物理模拟实验表明,聚合物溶液通过本身的粘弹性可以驱替被分割、捕集、滞留在小孔道中的水驱残余油,聚合物驱后残余油主要分布于孔隙中央;后续注入水改向进入原来被油占据的小孔道,后续水驱后颗粒表面未残留下油膜,与水驱残余油明显不同;在纵向上聚合物驱后剩余油主要分布在中、低渗透层内,其中低渗透层的剩余油饱和度为32.8~69.6%。
本文在物理模拟实验研究结果的基础上,针对下二门H2III油组地质构造复杂、开发历史长、合采合注井多、作业措施频繁等特点和难点,采取了优化网格、分层系储层流体物性控制、精细动态数据控制和精细历史拟合等数值模拟研究技术,定量分析了聚合物驱后平面、纵向水淹状况和剩余油分布规律,确定了影响剩余油分布的主要因素和剩余潜力分布。
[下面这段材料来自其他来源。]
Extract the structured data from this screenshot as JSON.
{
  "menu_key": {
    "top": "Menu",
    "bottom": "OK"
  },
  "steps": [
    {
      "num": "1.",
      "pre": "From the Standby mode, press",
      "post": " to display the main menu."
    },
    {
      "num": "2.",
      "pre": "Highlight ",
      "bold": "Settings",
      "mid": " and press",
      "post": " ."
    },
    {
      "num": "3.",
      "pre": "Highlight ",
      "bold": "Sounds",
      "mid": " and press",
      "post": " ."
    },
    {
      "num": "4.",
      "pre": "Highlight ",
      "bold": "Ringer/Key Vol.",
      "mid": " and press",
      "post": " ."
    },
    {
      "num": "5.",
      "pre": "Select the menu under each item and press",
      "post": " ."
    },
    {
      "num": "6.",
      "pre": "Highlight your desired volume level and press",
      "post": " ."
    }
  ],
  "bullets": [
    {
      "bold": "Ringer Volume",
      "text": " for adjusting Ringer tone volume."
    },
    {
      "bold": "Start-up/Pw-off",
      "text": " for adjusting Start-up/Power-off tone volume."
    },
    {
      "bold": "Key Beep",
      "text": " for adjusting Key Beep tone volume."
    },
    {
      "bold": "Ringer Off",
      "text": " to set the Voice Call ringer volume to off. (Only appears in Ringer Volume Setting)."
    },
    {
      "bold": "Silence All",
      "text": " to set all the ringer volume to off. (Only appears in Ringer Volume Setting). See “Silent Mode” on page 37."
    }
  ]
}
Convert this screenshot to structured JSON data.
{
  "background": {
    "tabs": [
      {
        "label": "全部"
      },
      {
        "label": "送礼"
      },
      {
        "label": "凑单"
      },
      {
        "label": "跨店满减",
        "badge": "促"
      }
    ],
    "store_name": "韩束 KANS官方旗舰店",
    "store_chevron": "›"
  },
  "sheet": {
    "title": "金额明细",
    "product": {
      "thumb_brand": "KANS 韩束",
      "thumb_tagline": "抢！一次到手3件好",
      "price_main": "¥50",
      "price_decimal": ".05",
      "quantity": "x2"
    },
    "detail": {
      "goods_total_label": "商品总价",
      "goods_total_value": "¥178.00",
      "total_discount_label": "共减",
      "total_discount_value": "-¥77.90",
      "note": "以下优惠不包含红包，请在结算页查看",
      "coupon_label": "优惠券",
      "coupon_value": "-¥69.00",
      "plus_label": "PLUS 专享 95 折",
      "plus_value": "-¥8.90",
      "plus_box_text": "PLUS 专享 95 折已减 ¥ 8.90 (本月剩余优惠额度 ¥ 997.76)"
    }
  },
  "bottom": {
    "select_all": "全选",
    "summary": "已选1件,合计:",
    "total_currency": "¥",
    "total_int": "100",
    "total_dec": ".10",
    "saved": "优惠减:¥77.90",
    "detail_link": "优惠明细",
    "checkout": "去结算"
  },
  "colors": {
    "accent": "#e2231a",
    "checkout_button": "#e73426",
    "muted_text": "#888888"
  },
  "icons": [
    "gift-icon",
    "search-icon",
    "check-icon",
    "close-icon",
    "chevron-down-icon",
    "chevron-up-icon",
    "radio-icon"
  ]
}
以上述剩余油分布规律及潜力分布为基础,开展了改善聚合物驱及后续水驱开发效果途径研究,提出了剩余油挖潜的可行措施。平面上通过部署加密井、配产配注、老井转注,进一步完善了注采系统,提高储量动用程度;纵向上通过油水井补孔、堵水、调剖、分采、分注等动态调配措施,进一步提高了中低渗透层的潜力。动态预测结果表明,方案实施后,预计增加产能2.52×10~4t,采油速度大于1.03%,稳产期延长两年,采收率可以提高2.05个百分点,取得了良好的效果。
本文实现了聚合物驱后剩余油分布微观研究与宏观研究相结合、定性研究与定量研究相结合、剩余油调整挖潜及效果预测的一体化研究,对其它区块的聚合物驱开发调整挖潜具有重要的指导意义。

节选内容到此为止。